Les libérauxChose certaine, les libéraux poussent un soupir de soulagement. Le pire a été évité. L'honneur est sauf. Ils conservent Ottawa-Vanier et ce, de belle façon. Nathalie Des Rosiers obtient 49 % des voix.

Le gouvernement navigue pourtant en eaux troubles... des accusations de corruption ont été déposées contre deux membres influents du parti durant la campagne. Le taux de popularité de la première ministre demeure bas, les critiques sont constantes.

Même la vice-première ministre Deb Matthews minimisait l'importance des élections partielles cette semaine, disant qu'elles ne reflètent généralement pas une tendance provinciale à long terme. Les partielles servent souvent en effet à protester contre le gouvernement.

Dans cette optique, la victoire éclatante de la candidate libérale à Ottawa a de quoi à rassurer l'équipe libérale. La forteresse est bel et bien toujours libérale. Et même si le conservateur André Marin a obtenu près de 30 % des voix, le château fort n'a pas été ébranlé. Il faut dire que les libéraux avaient une candidate connue et reconnue, ce qui a pu les aider.

Le problème pour l'équipe de Kathleen Wynne, c'est que les résultats sont plus douloureux à Niagara-Ouest-Glanbrook. Les libéraux, qui étaient arrivés deuxièmes avec 28 % en 2014, ont glissé au troisième rang cette fois avec 15 % des voix... Ouf... C'est donc dire qu'avec une candidate moins connue, en terrain hostile, l'exercice est plus difficile. Il y a là un avertissement. La grogne anti-libérale est bien présente. Le statu quo demeure précaire.

Les progressistes-conservateurs

L'équipe de Patrick Brown mise d'ailleurs là-dessus. Et dans le Niagara, le pari a été remporté haut la main. Le jeune Sam Oosterhoff devient le plus jeune député de l'histoire de la province.

Malgré les sourires de la victoire, le parti a le nouveau député à l'oeil.
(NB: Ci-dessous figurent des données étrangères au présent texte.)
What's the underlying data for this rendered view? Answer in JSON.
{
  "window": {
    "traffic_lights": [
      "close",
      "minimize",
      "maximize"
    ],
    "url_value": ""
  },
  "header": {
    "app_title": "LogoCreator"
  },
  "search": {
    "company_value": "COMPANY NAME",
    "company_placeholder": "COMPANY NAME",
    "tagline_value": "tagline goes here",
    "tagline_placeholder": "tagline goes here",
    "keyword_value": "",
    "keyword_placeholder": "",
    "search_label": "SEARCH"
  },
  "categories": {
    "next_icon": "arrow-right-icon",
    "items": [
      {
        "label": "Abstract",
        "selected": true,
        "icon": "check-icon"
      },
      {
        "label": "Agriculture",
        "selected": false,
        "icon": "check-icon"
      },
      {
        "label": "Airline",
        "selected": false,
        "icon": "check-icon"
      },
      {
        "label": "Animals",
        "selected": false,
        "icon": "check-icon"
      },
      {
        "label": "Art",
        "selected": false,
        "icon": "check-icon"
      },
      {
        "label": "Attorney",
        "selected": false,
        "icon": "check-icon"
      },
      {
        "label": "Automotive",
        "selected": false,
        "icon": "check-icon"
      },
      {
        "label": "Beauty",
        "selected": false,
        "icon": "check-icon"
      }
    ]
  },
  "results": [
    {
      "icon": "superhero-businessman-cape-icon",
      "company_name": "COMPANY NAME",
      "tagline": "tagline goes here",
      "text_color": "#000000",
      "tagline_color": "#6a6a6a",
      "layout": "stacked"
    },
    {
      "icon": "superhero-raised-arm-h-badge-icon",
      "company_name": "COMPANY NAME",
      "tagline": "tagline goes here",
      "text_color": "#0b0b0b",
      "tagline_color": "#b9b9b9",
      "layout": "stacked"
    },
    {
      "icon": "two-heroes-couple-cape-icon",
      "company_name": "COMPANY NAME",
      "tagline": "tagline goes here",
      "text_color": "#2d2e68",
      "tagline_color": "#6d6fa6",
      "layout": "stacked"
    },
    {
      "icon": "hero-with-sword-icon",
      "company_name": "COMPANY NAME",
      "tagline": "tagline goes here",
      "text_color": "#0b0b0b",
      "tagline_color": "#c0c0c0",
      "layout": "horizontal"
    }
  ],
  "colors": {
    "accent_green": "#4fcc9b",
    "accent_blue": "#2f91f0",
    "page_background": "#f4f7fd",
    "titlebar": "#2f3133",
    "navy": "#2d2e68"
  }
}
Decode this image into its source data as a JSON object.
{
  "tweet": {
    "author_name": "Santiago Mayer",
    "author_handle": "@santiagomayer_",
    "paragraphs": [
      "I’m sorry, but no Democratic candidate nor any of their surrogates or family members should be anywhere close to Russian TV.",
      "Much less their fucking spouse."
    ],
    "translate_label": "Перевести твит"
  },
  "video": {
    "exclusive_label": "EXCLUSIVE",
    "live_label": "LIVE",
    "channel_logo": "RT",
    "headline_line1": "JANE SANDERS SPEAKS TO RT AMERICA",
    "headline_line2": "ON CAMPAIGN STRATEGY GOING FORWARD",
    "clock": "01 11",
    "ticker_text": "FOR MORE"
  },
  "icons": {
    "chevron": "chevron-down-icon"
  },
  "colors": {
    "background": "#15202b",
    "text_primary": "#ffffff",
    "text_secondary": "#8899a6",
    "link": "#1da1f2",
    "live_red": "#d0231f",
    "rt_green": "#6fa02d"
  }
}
On craint les déclarations controversées sur les questions sociales. Sam Oosterhoff s'est fait connaître pour ses positions anti-avortement, anti-programme d'éducation sexuelle.

Les conservateurs essaient pourtant tant bien que mal de recentrer le parti et de prendre leurs distances de ces questions controversées. Ils l'ont appris à la dure durant la campagne électorale dans Scarborough-Rouge River l'été dernier.

La défaite dans Ottawa-Vanier montre que les troupes de Patrick Brown n'ont pas les conditions favorables qu'ils prétendent pourtant avoir. Tout n'est pas possible.

Il reste encore beaucoup de travail à faire pour qu'une vague bleue déferle sur l'Ontario dans un an et demi. La première étape est, justement, de contrôler les débordements et les distractions.

Les néo-démocrates

Les néo-démocrates ont mordu la poussière depuis des mois chaque fois qu'il y a une élection partielle.

Whitby-Oshawa, Simcoe Nord, Scarborough-Rouge River et maintenant Niagara Ouest-Glanbrook et Ottawa-Vanier... aucun gain pour le parti d'Andrea Horwath.

Il n'y a pas si longtemps, le NPD réussissait pourtant à mobiliser les électeurs frustrés. C'est comme ça qu'ils ont mis la main, lors de partielles, sur Kitchener-Waterloo, Windsor-Tecumseh, London-Ouest. Vite, vite, il faut rajuster le tir. Le message ne semble pas passer.

Il n'y a peut-être pas eu de séisme politique, mais les plaques tectoniques de tous les partis sont en train de bouger et le temps manquera bientôt pour se réaligner. Les élections générales sont dans 18 mois.